Equality for values -- new analysis, same conclusion

forax at univ-mlv.fr forax at univ-mlv.fr
Mon Aug 12 19:12:38 UTC 2019


----- Mail original -----
> De: "Brian Goetz" <brian.goetz at oracle.com>
> À: "Remi Forax" <forax at univ-mlv.fr>
> Cc: "valhalla-spec-experts" <valhalla-spec-experts at openjdk.java.net>
> Envoyé: Lundi 12 Août 2019 19:37:41
> Objet: Re: Equality for values -- new analysis, same conclusion

>> I think we should take a step back on that subject,
>> because you are all jumping to the conclusion too fast in my opinion.
>>
>> Let starts by the beginning,
>> the question about supporting == on inline type should first be guided by what
>> we should have decided if inline types were present from the inception of Java,
>> it's the usual trick when you want to retcon a feature.
> 
> This is a good question, and worth discussing.
> 
>> If we had inline types from the beginning, i believe we will never had allowed
>> == on Object, the root type of the hierarchy, but have a special method call
>> that will only work on indirect type like in C#.
> Talk about jumping to conclusions too fast :)  This is surely one of the
> options, but by far not the only.
> 
> If we had the benefits of hindsight (both for how Java is used, and
> where it was going), we might instead have chosen the following total
> operators:
> 
>  - `==` is a substitutibility test for all types
>  - `===` delegates to equals() for all class types, and == for
> primitives (let's not discuss this further, as it is separable and
> surely not the problem on the table.)
> 
> Note that on "traditional" object references, Object== _is already_ a
> substitutibility test.  In fact, on every type that `==` is defined
> today, it is a substitutibility test (modulo NaN.)  So while we might
> have chosen a different path back then, we can still choose a path that
> is consistent with where we might have gone, by extending == to be a
> substitutibility test for the new types.  This also seems the path of
> least astonishment.

and here we disagree,
first, you don't have to extend ==, you can let it die.

then Object== on an indirect types is not a substitutibility test, you can have two strings that are equals when calling equals() but not when calling Object==, so it's a substitutibility test only when it returns true otherwise, you don't know.


> 
> The problem with Object== is not that it is unsound, it's that it is
> _badly overused_.  This largely comes from coding conventions set very
> early in Java's lifetime, such as using `==` as a quick check both in
> the implementation of `equals()` methods, and before calling `equals()`
> (e.g., `x == y || x.equals(y)`).  And this overuse comes from
> performance assumptions from the Java 1.0 days, which were that
> everything was interpreted and virtual method calls like equals() were
> super-expensive.  This was true for the first few years, but in
> hindsight, these coding patterns are the boat anchor, not the semantics
> of Object== itself.  These patterns went from "necessary for
> performance" to "useless but harmless", and it is their harmlessness
> that has allowed them to survive.
> 
> Also, let's be honest: the sole reason we're having this conversation is
> that we are concerned about the performance impact.
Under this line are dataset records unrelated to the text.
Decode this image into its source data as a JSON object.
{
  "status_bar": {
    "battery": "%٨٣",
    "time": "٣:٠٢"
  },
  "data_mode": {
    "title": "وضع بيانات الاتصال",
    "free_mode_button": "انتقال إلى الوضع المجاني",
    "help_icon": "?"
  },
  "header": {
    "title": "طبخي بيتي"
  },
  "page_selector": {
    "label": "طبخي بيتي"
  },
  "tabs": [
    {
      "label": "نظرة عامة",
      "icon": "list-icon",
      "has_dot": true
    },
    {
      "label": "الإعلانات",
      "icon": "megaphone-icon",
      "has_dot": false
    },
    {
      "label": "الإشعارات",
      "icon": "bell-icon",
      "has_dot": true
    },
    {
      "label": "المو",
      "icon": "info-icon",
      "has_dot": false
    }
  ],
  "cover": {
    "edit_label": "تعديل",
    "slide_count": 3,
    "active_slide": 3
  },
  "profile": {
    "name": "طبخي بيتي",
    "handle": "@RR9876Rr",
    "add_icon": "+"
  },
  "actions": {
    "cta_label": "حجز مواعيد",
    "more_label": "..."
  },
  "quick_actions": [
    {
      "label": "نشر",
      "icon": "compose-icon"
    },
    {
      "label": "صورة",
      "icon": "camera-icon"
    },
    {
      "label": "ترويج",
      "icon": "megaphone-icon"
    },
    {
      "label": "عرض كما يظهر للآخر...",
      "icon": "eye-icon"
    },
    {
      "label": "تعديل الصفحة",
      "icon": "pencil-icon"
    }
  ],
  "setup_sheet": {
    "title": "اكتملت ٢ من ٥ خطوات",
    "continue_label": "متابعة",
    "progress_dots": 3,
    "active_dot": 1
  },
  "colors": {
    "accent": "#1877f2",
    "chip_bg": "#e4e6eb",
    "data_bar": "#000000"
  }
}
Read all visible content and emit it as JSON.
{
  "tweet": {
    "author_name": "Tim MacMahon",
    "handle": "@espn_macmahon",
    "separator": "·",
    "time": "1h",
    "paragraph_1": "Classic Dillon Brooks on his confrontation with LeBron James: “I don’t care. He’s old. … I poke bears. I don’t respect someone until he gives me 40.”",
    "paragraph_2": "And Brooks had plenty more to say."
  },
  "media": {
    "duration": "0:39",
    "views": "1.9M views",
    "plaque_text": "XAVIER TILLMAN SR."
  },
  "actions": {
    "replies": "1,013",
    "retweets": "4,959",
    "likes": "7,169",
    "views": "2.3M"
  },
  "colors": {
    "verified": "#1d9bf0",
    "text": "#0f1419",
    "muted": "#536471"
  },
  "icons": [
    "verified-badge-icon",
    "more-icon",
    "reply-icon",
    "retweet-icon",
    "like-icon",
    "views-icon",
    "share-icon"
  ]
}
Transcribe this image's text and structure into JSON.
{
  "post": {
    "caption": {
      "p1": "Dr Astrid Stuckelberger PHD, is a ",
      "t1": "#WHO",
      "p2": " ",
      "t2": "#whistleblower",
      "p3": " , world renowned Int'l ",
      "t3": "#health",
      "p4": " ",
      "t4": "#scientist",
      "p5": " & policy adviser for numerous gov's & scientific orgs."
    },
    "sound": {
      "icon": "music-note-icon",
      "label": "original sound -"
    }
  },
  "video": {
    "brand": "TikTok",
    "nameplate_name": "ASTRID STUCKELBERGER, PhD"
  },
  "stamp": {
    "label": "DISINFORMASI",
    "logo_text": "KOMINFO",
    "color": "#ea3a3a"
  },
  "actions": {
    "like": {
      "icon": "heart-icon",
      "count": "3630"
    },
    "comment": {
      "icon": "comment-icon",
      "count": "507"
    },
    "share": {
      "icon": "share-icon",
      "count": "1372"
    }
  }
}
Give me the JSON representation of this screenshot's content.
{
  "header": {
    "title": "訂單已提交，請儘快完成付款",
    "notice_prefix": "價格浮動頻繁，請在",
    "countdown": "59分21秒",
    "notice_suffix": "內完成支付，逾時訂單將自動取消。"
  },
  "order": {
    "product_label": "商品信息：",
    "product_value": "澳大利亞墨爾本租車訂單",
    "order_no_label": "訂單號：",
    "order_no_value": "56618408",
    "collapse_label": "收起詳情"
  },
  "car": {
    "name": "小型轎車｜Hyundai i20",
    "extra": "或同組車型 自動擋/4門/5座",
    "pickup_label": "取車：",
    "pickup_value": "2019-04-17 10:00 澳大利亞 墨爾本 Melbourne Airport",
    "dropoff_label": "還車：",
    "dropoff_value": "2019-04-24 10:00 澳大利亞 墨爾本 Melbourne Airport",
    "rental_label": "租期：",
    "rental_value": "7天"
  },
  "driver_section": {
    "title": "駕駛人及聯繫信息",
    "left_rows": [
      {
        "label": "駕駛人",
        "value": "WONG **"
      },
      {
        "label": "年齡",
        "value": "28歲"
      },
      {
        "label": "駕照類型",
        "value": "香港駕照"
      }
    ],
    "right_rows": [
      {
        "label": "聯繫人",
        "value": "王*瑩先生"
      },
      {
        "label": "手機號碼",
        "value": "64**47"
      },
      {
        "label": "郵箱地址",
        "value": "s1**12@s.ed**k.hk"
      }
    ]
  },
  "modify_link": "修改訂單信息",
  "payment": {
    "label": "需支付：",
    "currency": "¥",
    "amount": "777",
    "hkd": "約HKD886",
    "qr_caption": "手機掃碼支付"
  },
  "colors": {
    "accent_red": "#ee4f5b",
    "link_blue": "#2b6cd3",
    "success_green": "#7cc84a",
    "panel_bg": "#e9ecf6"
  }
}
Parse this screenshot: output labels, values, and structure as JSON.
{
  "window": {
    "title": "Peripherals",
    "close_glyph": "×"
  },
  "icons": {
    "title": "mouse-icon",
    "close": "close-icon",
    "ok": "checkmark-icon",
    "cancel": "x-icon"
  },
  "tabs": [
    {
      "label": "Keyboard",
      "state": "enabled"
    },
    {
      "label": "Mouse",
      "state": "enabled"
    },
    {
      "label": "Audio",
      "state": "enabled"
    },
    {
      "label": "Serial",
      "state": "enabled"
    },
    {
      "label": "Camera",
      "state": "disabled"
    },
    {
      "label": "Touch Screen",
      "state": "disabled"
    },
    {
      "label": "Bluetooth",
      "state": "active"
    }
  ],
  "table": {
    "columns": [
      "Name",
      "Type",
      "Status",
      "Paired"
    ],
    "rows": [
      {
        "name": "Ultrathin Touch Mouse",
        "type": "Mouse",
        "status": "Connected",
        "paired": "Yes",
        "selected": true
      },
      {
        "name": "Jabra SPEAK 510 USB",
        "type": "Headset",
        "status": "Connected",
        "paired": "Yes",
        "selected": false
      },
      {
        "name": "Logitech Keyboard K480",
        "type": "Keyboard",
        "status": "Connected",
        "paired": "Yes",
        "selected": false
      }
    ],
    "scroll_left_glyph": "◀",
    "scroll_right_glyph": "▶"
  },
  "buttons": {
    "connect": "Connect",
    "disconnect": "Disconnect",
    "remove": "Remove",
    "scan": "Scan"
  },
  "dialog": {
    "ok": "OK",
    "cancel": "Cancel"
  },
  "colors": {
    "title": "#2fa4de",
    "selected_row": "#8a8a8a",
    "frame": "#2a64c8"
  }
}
That should surely
> be considered, but letting that dictate the semantics of language-level
> equality would be an extremely risky move -- and something we should
> consider with the utmost of care and skepticism.

Don't use ==, use equals, it's something i repeat over and over (and over) to my students,
you want to test equality, use equals.

> 
>> i propose
>> - to banned V== (compile error)
>> - to make Object==and T== emit a compiler warning explaining that the code
>> should be changed
>> - add a method System.identityEquals(RefObject, RefObject) as replacement
> 
> I get why this is attractive to you, but I think it will be a constant
> source of confusion to users.  First, we've told users that one of the
> key use cases for value types is numerics.  Numerics are frequently
> compared for equality.  That users can't use `==` on numeric values at
> all will surely be a puzzlement, and not just once per user.  (There are
> things that we can explain to users, and they'll say "OK, I don't like
> it but I get it", but if we try to explain to them why they can't
> compare two Float16s for equality, their eyes will likely glaze over and
> will say "you guys have gone off the deep end.")

don't use ==, use equals.

> 
> Further, many algorithms need to use == to say "have I reach the
> sentinel value" or "is this the element I am looking for."  In
> performance-sensitive code, users want to use == in preference to
> equals().  This again will be a source of puzzlement.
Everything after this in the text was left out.